The scene was the family living room of a split-level suburban ranch. I was 4-year-old with an active imagination. My family was listening to the 1970 double-LP of the original Broadway cast version of Jesus Christ Superstar on the Zenith Console stereo when the eerie orchestration and creepy voices of the song The Crucifixion conjured up the Menja Monster.
Never an aficionado of musicals, I had not actually seen the performance of Jesus Christ Superstar. So my reference point was not from the theatrical performance or 1973 movie, but from what I was taking in on Sundays at St. Cecelia’s. Catholicism was pretty scary. (A little backstory: At that time, I was of the belief that St. Cecelia was kept in a crypt behind the bas relief carving of her above the alter. Why the saint was buried in Mt. Prospect is something only a 4-year-old thinks.)
The LP version The Crucifixion begins as the Roman soldiers pound spikes into Jesus’ hands. The disembodied laughter of the crowd are reminiscent of the cackling in the beginning of Tomorrow Never Knows. The swirl and screech of strings and a bed of jazzy piano runs lead up to Jesus pleading to his father.
At some point, Jesus is looking for his mother and upset with his father. In the background deep voices murmur mockingly. And Jesus is thirsty. Then there it is, right around the 2:35 mark. Menja Monster, Menja Monster, Menja Monster, Menja Monster. At least this is what my impressionable ears heard. If you listen for it, really hard, you will hear it, too. I would hear the squeal of the soundtrack as the sound the Menja Monster made.
So as I understood it, Jesus was being done in by the Menja Monster. And it was now in my house.

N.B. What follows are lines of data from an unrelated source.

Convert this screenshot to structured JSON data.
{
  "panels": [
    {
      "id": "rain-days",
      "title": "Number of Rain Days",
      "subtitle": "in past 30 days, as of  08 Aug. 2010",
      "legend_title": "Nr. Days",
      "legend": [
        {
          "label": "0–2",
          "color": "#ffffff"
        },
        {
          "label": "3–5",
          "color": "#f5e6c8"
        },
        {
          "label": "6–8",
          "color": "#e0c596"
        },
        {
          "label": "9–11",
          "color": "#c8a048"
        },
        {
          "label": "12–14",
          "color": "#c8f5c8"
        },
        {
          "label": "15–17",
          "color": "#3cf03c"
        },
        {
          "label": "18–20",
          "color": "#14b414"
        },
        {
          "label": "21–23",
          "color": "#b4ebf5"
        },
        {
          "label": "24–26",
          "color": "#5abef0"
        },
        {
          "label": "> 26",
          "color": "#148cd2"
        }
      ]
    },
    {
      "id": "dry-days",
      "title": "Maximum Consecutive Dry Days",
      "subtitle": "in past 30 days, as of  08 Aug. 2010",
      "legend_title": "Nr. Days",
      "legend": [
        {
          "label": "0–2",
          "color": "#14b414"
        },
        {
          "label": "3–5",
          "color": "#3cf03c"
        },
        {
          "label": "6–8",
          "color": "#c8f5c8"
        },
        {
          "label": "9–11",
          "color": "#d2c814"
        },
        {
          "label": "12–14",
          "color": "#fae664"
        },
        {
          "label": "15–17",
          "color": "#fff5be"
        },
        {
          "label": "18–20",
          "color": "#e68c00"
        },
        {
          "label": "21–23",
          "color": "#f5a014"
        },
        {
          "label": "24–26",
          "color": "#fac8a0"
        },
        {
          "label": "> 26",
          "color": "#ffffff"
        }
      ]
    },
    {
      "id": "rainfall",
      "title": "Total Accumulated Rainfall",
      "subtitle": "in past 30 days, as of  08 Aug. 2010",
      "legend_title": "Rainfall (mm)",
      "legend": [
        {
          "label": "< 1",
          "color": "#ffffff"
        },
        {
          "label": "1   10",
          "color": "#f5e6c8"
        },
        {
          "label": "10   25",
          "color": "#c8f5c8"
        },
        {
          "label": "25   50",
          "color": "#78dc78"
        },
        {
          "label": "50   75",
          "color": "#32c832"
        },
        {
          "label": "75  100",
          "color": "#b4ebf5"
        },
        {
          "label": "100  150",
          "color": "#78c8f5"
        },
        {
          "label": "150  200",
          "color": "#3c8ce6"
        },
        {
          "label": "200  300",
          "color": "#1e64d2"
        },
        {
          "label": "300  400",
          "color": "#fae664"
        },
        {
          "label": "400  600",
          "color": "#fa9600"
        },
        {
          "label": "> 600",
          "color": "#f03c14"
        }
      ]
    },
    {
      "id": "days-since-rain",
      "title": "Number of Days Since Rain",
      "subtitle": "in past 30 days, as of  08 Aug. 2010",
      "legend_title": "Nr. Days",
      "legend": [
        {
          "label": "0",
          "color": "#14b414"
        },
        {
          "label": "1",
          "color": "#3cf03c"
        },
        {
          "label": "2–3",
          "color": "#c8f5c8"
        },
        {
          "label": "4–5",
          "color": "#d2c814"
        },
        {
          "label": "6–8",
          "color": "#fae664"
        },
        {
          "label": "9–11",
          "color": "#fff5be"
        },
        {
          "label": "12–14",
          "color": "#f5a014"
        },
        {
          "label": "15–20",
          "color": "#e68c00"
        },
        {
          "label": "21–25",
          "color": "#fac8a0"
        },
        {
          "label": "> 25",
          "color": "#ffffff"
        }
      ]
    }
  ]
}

It hides in the laundry room in the basement, back near the furnace next to where my mom keeps the 16-ounce returnable bottles of Coca Cola. But I am safe when the laundry room door is closed or someone else is home. It only comes out if the door is open and someone turns the lights off before I can get up the stairs. I never turn the lights off until I get to the stairs.
Not a lot of people have seen the Menja Monster, but I have. It’s big and hairy and looks sort of like a character from Where the Wild Things Are with hair the color of Dr. Zaius. You can see it in that brief instant between when the lights are on and when it changes to darkness.
One time, I turned off the lights at the other switch — the one outside the laundry room door — when I heard it rustling behind the door. I took off for the stairs. I could feel it closing in. Menja Monster, Menja Monster.
I got to the switch by the stairs in time and flicked on the light to neutralize the Menja Monster. In a blink it was gone.
I bounded up the steps only to realize that I couldn’t leave the lights on or I would get yelled at. My dad was an electrician. I used to think he took it personally if I wasted electricity. I took two steps down and stretched my arm the rest of the way to flip the switch to off.
Later that year, my brother would turn me on to Black Sabbath.
To this day, when no one is home, I will still turn on all the lights when I am in my own basement. No need to take chances.